Dès lors, depuis janvier 2021 et le retour au pouvoir de ces derniers à Washington, il était inévitable que l’Europe et surtout l’Ukraine redeviennent le théâtre d’une nouvelle guerre froide entre les États-Unis et la Russie. Le président ukrainien, Vladimir Zelensky, pro-occidental et fort du soutien de la nouvelle administration américaine, n’a pas donné suite aux accords de Minsk – protocole signé en 2015 entre les dirigeants de l'Ukraine, de la Russie, de la France et de l'Allemagne, et validé par un vote du Conseil de sécurité – qui prévoient que Kiev négocie directement avec les républiques du Donbass (Donetsk et Lougansk) pour résoudre le conflit qui les oppose. Des armes américaines arrivent massivement en Ukraine et les forces de l’OTAN sont depuis plusieurs mois venues chatouiller l’armée russe sur ses frontières par des manœuvres (en Ukraine même) ou des déploiements, comme en Mer Noire… En représailles, Poutine aurait regroupé à sa frontière avec l’Ukraine des chars, des drones et surtout près de 100 000 soldats dans une perspective d’invasion. Même si Moscou dément, il est certain que les Russes montrent leurs muscles et se préparent à toute éventualité. Il n’en reste pas moins que Poutine ne souhaite pas d’un conflit pour des raisons évidentes. Même si, dernièrement, la Chine lui a apporté son soutien « au cas où », mais que secrètement, les Chinois ne peuvent voir que d’un très bon œil ces tensions entre Russes, Américains et Européens…

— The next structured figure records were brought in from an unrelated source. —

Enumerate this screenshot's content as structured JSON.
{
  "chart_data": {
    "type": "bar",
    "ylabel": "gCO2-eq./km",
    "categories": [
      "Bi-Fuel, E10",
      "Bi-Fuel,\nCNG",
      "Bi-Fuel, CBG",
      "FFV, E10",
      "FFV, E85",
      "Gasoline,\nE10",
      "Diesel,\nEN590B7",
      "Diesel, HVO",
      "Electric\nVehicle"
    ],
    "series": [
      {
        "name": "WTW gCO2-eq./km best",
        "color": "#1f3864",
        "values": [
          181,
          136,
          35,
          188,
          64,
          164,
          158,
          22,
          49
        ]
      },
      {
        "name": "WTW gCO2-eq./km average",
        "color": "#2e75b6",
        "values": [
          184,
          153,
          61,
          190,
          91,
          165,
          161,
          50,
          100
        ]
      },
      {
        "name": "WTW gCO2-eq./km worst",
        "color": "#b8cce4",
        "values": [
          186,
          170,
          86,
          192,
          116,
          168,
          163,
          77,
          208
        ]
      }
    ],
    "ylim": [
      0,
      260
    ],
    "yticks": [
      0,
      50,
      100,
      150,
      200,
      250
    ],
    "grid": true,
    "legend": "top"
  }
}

C’est pourquoi, en parallèle de son apparente fermeté et de ses démonstrations de force, le Président russe se veut magnanime et veut toujours privilégier le dialogue, tout en imposant son calendrier et ses exigences. Il y a quelques jours, le Kremlin a présenté deux projets de traité à Washington, proscrivant tout élargissement futur de l’Alliance vers l’est, et mettant fin aux activités militaires occidentales à proximité des frontières russes. Des discussions vont déjà s’engager, dès le 12 janvier, à Madrid, avec l’OTAN. Le 30 décembre dernier, Poutine a demandé qu’un appel téléphonique direct soit organisé avec le Président américain. Biden a aussitôt accepté. D’après les communiqués officiels de part et d’autre, il n’y a pas eu de progrès notables. Le Russe espère également pour cette année un second sommet avec le locataire de la Maison-Blanche, après celui de Genève en juin dernier. Biden, en pragmatique et vieux routier des relations internationales, y consentira sûrement.

D’autant que depuis la mise en service toute récente du gazoduc Nord Stream 2, l’Ukraine a perdu de son intérêt, puisqu’elle n’est plus le principal pays de transit du gaz russe qui alimente l’Allemagne et d’autres pays européens.

Va-t-on mourir pour l’Ukraine ?

Pour autant, le problème est que les membres de l’administration Biden se précipiteront, dès le lendemain de leur seconde rencontre, pour faire des déclarations très hostiles envers Moscou (comme après la première de l’été dernier, qui ont alors grandement déçu et refroidi les Russes).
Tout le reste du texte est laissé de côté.